# Comment/question for those of you that use the Deulen sharpening jig



## garageking (Mar 2, 2017)

I recently purchased the Deulen jig to sharpen my jointer knives.Having watched the youtube videos I pasted sandpaper onto glass and made sure I did the same number of strokes for each knife. As expected the sandpaper is probably only good enough for one set of knives (if that). But while very impressed with the jig (beautiful tool well worth the money), I wasn't happy with the sharpness of the knives.So I reverted to what I do with very dull chisels or plane blades ie lay the sandpaper on the jointer table and slowly progress to higher grits (and much higher than the 400 Mr. Deulen recommends).I also made sure to flatten the back of each knife first. I also didn't get too hung up on putting the same number of strokes on each knive (what does it really matter if the tip of each knife is going to be individually set at the level of the outfeed table or a couple of thousandths above). I use the Oneway multigauge. Using this technique (basic scary sharp), I was able to nicely shave my arm.To return to the jig itself, it was made of spalted (maple I think) and really nicely machined brass. So I do highly recommend it.


----------



## Bill_Steele (Aug 29, 2013)

I have this jig in the 12" size-I think mine is made of oak-but I might be mistaken. I have used it once or twice to sharpen my planer knives. It was a while ago but I think it did a decent job of sharpening the knives-probably not "scary" sharp-but sharp enough to perform well. With the 12" size I can also put all three 6" jointer knives in at the same time (2 on one side and 1 on the other). It's not something I use often.

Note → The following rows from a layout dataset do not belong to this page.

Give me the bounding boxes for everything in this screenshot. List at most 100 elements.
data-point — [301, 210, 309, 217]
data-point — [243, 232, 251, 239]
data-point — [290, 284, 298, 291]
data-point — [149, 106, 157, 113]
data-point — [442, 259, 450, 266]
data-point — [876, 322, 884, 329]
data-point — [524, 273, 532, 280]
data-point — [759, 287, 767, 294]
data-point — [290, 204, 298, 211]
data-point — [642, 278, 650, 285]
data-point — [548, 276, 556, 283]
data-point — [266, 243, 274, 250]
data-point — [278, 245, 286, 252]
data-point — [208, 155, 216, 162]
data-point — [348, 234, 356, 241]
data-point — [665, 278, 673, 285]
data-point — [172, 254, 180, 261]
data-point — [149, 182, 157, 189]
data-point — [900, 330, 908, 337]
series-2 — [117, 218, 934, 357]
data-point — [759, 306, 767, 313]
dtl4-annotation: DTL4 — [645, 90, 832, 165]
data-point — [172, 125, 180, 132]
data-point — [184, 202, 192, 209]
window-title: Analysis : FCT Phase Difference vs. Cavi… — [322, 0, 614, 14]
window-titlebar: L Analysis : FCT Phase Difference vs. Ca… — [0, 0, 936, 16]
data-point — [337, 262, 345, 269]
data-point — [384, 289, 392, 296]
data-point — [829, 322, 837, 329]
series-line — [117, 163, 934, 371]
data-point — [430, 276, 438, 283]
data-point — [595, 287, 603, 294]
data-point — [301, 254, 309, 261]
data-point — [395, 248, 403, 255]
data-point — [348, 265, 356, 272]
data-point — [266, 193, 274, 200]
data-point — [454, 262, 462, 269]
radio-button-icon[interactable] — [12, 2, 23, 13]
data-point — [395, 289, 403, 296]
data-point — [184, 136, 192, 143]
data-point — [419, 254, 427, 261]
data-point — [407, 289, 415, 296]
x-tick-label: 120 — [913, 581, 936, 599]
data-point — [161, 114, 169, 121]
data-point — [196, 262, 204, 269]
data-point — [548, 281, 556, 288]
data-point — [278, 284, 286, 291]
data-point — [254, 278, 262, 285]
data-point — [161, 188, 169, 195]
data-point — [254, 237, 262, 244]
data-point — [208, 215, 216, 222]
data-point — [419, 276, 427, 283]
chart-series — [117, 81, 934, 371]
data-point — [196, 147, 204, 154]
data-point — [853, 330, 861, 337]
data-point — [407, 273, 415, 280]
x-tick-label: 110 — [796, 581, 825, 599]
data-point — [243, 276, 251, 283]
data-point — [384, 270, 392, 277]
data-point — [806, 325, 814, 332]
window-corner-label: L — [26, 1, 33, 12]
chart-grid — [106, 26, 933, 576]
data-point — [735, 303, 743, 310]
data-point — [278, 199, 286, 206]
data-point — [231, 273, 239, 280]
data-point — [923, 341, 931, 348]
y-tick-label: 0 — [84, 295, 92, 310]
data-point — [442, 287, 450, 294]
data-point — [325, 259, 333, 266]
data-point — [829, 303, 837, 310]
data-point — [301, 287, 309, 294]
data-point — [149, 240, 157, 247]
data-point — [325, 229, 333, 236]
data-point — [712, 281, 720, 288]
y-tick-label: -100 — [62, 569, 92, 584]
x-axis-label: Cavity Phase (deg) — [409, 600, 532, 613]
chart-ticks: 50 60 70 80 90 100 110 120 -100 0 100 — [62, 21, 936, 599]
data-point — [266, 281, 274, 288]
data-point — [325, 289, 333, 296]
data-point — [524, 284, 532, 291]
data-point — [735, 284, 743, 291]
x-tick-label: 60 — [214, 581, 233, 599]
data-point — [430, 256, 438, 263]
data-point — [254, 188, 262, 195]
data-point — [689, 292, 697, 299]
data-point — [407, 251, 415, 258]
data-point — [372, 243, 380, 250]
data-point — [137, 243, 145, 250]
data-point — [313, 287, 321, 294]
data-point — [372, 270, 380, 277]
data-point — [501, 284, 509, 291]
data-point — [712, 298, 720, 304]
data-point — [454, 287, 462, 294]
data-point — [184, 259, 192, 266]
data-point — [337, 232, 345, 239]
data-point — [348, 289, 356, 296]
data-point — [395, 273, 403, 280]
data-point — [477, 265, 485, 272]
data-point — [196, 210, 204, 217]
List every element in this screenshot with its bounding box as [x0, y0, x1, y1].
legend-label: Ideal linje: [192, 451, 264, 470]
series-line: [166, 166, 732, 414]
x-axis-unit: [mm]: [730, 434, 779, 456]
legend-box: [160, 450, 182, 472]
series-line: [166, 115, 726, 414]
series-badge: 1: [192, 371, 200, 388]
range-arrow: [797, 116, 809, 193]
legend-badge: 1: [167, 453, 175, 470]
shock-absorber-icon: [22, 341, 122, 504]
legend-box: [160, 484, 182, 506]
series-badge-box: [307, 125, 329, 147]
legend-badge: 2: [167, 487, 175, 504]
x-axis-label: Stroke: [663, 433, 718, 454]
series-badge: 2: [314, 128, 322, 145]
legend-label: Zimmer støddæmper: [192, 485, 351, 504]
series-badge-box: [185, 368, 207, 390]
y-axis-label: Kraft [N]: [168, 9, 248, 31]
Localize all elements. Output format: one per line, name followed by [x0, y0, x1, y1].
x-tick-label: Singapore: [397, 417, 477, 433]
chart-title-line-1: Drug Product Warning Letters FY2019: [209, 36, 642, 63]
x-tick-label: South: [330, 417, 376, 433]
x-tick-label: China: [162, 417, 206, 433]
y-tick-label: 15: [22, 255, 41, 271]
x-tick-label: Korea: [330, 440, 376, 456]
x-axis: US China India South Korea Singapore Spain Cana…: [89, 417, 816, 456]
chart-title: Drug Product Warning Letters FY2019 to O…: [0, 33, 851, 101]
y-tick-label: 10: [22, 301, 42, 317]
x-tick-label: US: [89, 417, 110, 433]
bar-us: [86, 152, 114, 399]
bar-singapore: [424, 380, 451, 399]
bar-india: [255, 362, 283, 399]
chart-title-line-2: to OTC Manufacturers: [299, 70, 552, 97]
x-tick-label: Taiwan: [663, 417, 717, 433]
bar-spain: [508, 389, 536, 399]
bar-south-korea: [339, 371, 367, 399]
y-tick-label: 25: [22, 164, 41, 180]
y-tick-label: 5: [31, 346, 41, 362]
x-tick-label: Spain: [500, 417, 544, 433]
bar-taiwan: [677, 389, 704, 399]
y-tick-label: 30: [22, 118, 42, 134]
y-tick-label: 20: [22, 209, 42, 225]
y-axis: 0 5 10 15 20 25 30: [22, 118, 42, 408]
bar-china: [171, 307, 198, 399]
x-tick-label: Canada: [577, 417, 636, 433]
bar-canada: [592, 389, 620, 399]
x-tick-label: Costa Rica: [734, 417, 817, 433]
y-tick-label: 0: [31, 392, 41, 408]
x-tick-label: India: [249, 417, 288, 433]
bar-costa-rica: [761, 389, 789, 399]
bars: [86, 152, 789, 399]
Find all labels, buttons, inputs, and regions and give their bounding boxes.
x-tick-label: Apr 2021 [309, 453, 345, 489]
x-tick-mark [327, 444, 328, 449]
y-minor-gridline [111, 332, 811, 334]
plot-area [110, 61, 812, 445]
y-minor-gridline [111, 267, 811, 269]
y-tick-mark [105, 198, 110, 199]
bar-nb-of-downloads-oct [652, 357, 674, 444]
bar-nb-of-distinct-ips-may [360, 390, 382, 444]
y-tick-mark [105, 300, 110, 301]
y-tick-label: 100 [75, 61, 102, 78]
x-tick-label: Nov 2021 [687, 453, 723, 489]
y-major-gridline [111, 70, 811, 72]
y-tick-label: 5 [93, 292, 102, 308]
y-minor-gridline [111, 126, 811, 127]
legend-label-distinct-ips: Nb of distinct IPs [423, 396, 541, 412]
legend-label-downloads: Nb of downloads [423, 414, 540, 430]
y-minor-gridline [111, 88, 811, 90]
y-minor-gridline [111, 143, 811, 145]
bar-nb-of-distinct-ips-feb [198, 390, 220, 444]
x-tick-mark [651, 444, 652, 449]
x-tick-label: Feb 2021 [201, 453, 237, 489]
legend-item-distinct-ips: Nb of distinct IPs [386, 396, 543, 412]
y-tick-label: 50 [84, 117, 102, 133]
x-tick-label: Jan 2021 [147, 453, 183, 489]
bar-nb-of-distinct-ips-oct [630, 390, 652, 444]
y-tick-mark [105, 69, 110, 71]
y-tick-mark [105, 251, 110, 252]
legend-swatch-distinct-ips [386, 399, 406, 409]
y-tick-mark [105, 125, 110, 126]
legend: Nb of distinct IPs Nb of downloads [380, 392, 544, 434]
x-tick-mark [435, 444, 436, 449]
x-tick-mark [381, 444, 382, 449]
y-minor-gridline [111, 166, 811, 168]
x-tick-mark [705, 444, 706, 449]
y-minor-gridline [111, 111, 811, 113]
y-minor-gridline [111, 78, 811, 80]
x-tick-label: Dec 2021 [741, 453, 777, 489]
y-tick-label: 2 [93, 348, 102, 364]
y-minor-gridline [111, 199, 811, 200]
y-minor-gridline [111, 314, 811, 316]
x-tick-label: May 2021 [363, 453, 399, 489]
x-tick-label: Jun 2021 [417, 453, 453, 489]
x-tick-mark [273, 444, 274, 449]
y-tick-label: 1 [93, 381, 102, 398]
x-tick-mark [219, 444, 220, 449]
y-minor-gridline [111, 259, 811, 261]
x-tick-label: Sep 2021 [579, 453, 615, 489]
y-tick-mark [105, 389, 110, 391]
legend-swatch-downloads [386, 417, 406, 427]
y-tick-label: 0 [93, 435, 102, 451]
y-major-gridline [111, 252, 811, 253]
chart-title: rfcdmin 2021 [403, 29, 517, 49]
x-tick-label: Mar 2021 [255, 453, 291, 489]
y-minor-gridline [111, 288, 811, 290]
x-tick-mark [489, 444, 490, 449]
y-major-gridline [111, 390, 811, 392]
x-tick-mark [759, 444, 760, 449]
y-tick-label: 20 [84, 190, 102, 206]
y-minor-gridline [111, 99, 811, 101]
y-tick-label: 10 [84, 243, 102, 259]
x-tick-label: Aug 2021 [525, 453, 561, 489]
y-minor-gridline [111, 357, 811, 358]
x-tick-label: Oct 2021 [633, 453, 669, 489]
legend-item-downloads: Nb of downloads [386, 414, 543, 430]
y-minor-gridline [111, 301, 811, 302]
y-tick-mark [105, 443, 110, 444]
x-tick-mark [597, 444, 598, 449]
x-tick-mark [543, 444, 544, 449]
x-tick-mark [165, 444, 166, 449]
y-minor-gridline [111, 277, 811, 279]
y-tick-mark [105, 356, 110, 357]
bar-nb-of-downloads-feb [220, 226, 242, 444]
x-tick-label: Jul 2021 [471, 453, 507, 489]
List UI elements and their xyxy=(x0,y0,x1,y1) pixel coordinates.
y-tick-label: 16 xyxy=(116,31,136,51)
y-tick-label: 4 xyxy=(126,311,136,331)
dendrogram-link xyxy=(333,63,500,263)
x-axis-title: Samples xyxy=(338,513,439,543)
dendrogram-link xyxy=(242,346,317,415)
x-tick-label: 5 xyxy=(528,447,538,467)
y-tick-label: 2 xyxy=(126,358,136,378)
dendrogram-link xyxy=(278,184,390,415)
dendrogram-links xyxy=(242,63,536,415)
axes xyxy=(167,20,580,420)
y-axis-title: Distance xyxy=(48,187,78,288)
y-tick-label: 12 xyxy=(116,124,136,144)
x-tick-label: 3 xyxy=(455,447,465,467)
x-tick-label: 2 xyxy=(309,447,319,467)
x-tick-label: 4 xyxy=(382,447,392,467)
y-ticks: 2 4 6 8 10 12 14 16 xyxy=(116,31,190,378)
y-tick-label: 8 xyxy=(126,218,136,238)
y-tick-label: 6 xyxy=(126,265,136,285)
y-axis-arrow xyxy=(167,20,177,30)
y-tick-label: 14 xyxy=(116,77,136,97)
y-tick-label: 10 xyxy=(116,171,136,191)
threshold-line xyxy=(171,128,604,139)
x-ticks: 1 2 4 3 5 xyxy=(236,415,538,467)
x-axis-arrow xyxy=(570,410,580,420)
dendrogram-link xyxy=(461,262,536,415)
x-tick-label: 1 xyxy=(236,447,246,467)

Unrelated question-should I be striving to get my jointer and planer knives sharp enough to shave with? Sometimes I wonder if a really sharp edge may not be very durable.


----------



## Unknowncraftsman (Jun 23, 2013)

Bill after using that jig have you checked to see if the edge is straight. No belly or hollow in the middle.
I tried to make one and the blades always came out wonky
So I use a tromek to sharpen my jointer knives keeping the sharpness angle is very important. To compliment the hook angle of the head. A straight edge is also nice easy setting


----------



## rad457 (Jun 15, 2013)

Check out this method of getting scary sharp blades?
http://lumberjocks.com/projects/106720
Have since switched to carbide helical head machines but sometimes miss the perfect finish the Hitachi used to leave!


----------



## Bill_Steele (Aug 29, 2013)

Aj - I did not put a straight edge on the knives-I'll have to check them. The jig has a brass insert that I assume has a flat bottom. It's probably important to make sure that the knife is fully seated in the insert. I imagine if the slot was not completely flat that the knife might rock or more might get taken off one end than the other.

Those Tormek sharpeners are very nice and I'd like to get one someday. For now all my sharpening is done by hand with jigs (Deulen and Veritas) to help support and align.


----------



## Bill_Steele (Aug 29, 2013)

Andre-that's a nice jig. I like that you can take a sharpening stone/plate to the knife and use a smaller stone-rather than having to have a large base made of float glass/granite/MDF with sandpaper.


----------